After her father’s death in 1937, she became president of the bank. In addition, she took over all the other businesses her father had acquired over the years. An active Democrat, she was elected National Committee Woman in Kansas in 1936. She became known in Democratic circles and was an associate of Eleanor Roosevelt. Her support of Harry S. Truman early in his career was fortuitous.

Boston Globe, June 9, 1949

She was the first woman to serve as Treasurer of the United States. More than $29 billion in paper money was printed during her tenure from June 1949 to January 1953. Although she divorced George M. Clark in the mid-1940s, she kept his name throughout her professional career and the signature on the bills is “Georgia Neese Clark.” When she was offered the job, Truman noted its low salary and asked her if she could afford it. Her later recalled that reply was “Mr. President, can I afford not to?” The Senate confirmed her unanimously.

St. Louis Globe Democrat, October 24, 1950

Arizona Daily Star (Tucson), February 19, 1952

She married Andrew J. Gray, in 1953; he was a journalist and press agent. In 1964, she resigned as Democratic National Committee Woman for Kansas, citing personal reasons. Her hometown of Richland was to be razed to become a reservoir. Richland Bank moved to Topeka and was renamed Capital City State Bank. Its dedication in November 1964 was attended by the Trumans. At that time, former President Truman said of her, “She knows money affairs as well as any man, and anyone who brings their money here will know it is in charge of someone who knows how to take care of it.”

At the 1974 Alpha Phi convention, she received one of its first Frances E. Willard Awards of Achievement. Washburn University honored her with the Andrew J. & Georgia Neese Gray Theatre  on campus.

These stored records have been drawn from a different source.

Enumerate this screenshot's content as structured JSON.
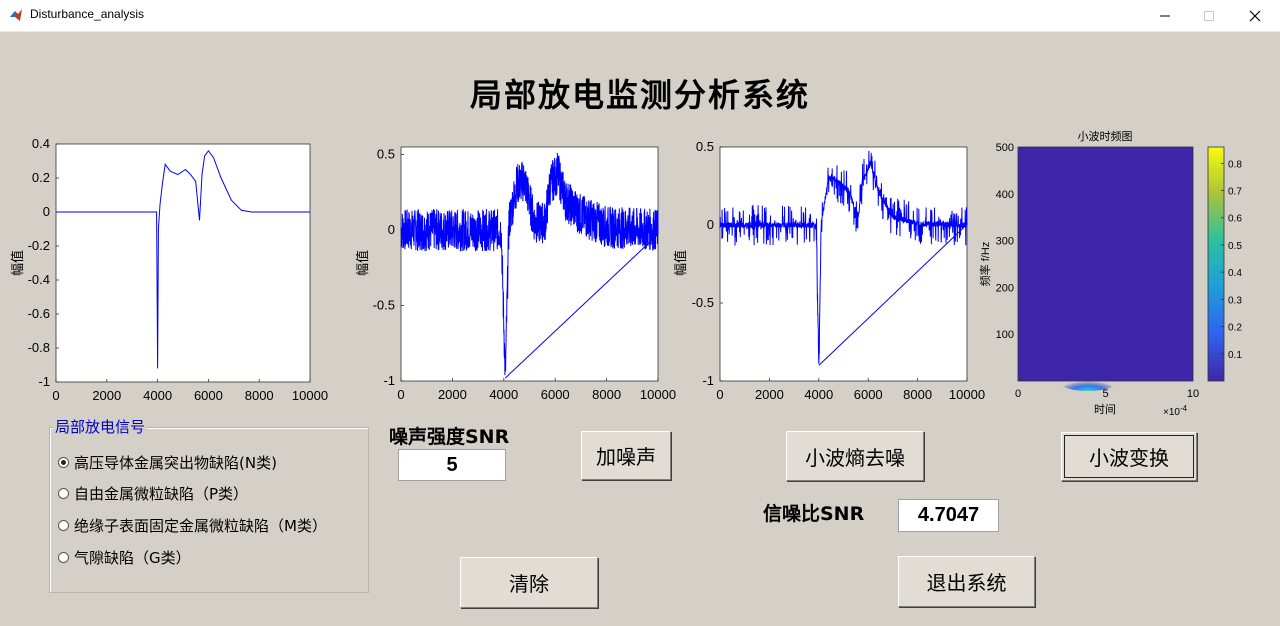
{
  "window": {
    "title": "Disturbance_analysis"
  },
  "heading": "局部放电监测分析系统",
  "plots": [
    {
      "ylabel": "幅值",
      "xticks": [
        "0",
        "2000",
        "4000",
        "6000",
        "8000",
        "10000"
      ],
      "yticks": [
        "0.4",
        "0.2",
        "0",
        "-0.2",
        "-0.4",
        "-0.6",
        "-0.8",
        "-1"
      ]
    },
    {
      "ylabel": "幅值",
      "xticks": [
        "0",
        "2000",
        "4000",
        "6000",
        "8000",
        "10000"
      ],
      "yticks": [
        "0.5",
        "0",
        "-0.5",
        "-1"
      ]
    },
    {
      "ylabel": "幅值",
      "xticks": [
        "0",
        "2000",
        "4000",
        "6000",
        "8000",
        "10000"
      ],
      "yticks": [
        "0.5",
        "0",
        "-0.5",
        "-1"
      ]
    }
  ],
  "spectrogram": {
    "title": "小波时频图",
    "ylabel": "频率 f/Hz",
    "xlabel": "时间",
    "xticks": [
      "0",
      "5",
      "10"
    ],
    "exponent": "×10",
    "exponent_power": "-4",
    "yticks": [
      "500",
      "400",
      "300",
      "200",
      "100"
    ],
    "colorbar_ticks": [
      "0.8",
      "0.7",
      "0.6",
      "0.5",
      "0.4",
      "0.3",
      "0.2",
      "0.1"
    ]
  },
  "group": {
    "title": "局部放电信号",
    "options": [
      {
        "label": "高压导体金属突出物缺陷(N类)",
        "selected": true
      },
      {
        "label": "自由金属微粒缺陷（P类）",
        "selected": false
      },
      {
        "label": "绝缘子表面固定金属微粒缺陷（M类）",
        "selected": false
      },
      {
        "label": "气隙缺陷（G类）",
        "selected": false
      }
    ]
  },
  "noise": {
    "label": "噪声强度SNR",
    "value": "5"
  },
  "buttons": {
    "add_noise": "加噪声",
    "wavelet_denoise": "小波熵去噪",
    "wavelet_transform": "小波变换",
    "clear": "清除",
    "exit": "退出系统"
  },
  "result": {
    "label": "信噪比SNR",
    "value": "4.7047"
  },
  "chart_data": [
    {
      "type": "line",
      "title": "",
      "xlabel": "",
      "ylabel": "幅值",
      "xlim": [
        0,
        10000
      ],
      "ylim": [
        -1,
        0.4
      ],
      "x": [
        0,
        3900,
        3960,
        4000,
        4030,
        4100,
        4200,
        4300,
        4500,
        4800,
        5100,
        5300,
        5500,
        5650,
        5750,
        5850,
        6000,
        6200,
        6500,
        6900,
        7300,
        7700,
        10000
      ],
      "y": [
        0,
        0,
        0,
        -0.92,
        -0.1,
        0.05,
        0.18,
        0.28,
        0.24,
        0.22,
        0.25,
        0.22,
        0.18,
        -0.05,
        0.22,
        0.33,
        0.36,
        0.32,
        0.2,
        0.07,
        0.01,
        0,
        0
      ]
    },
    {
      "type": "line",
      "title": "",
      "xlabel": "",
      "ylabel": "幅值",
      "xlim": [
        0,
        10000
      ],
      "ylim": [
        -1,
        0.55
      ],
      "x": [
        0,
        2000,
        3900,
        4060,
        4200,
        4500,
        4800,
        5200,
        5600,
        5800,
        6100,
        6400,
        7000,
        8000,
        10000
      ],
      "y": [
        0,
        0,
        0,
        -0.98,
        0.05,
        0.3,
        0.33,
        0.05,
        0.05,
        0.3,
        0.38,
        0.2,
        0.1,
        0.02,
        0
      ],
      "noise_amplitude": 0.14
    },
    {
      "type": "line",
      "title": "",
      "xlabel": "",
      "ylabel": "幅值",
      "xlim": [
        0,
        10000
      ],
      "ylim": [
        -1,
        0.5
      ],
      "x": [
        0,
        3900,
        4000,
        4100,
        4400,
        4600,
        4800,
        5200,
        5600,
        5800,
        6100,
        6400,
        7000,
        8000,
        10000
      ],
      "y": [
        0,
        0,
        -0.9,
        0.02,
        0.3,
        0.3,
        0.27,
        0.22,
        0.05,
        0.3,
        0.4,
        0.22,
        0.05,
        0.01,
        0
      ],
      "noise_amplitude": 0.06
    }
  ]
}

She died on October 26, 1995 at the age of 95. A celebration of her life on November 17, 1995, took place at the Topeka Performing Arts Center in its theater bearing her name.

Georgia Neese Clark Gray

 

* I have it on good authority that a Magazine Show “had to do with acting out the subject of magazine articles. It could take many forms like charades or dramatizing the subject of the article.” Thanks, Mike Raymond!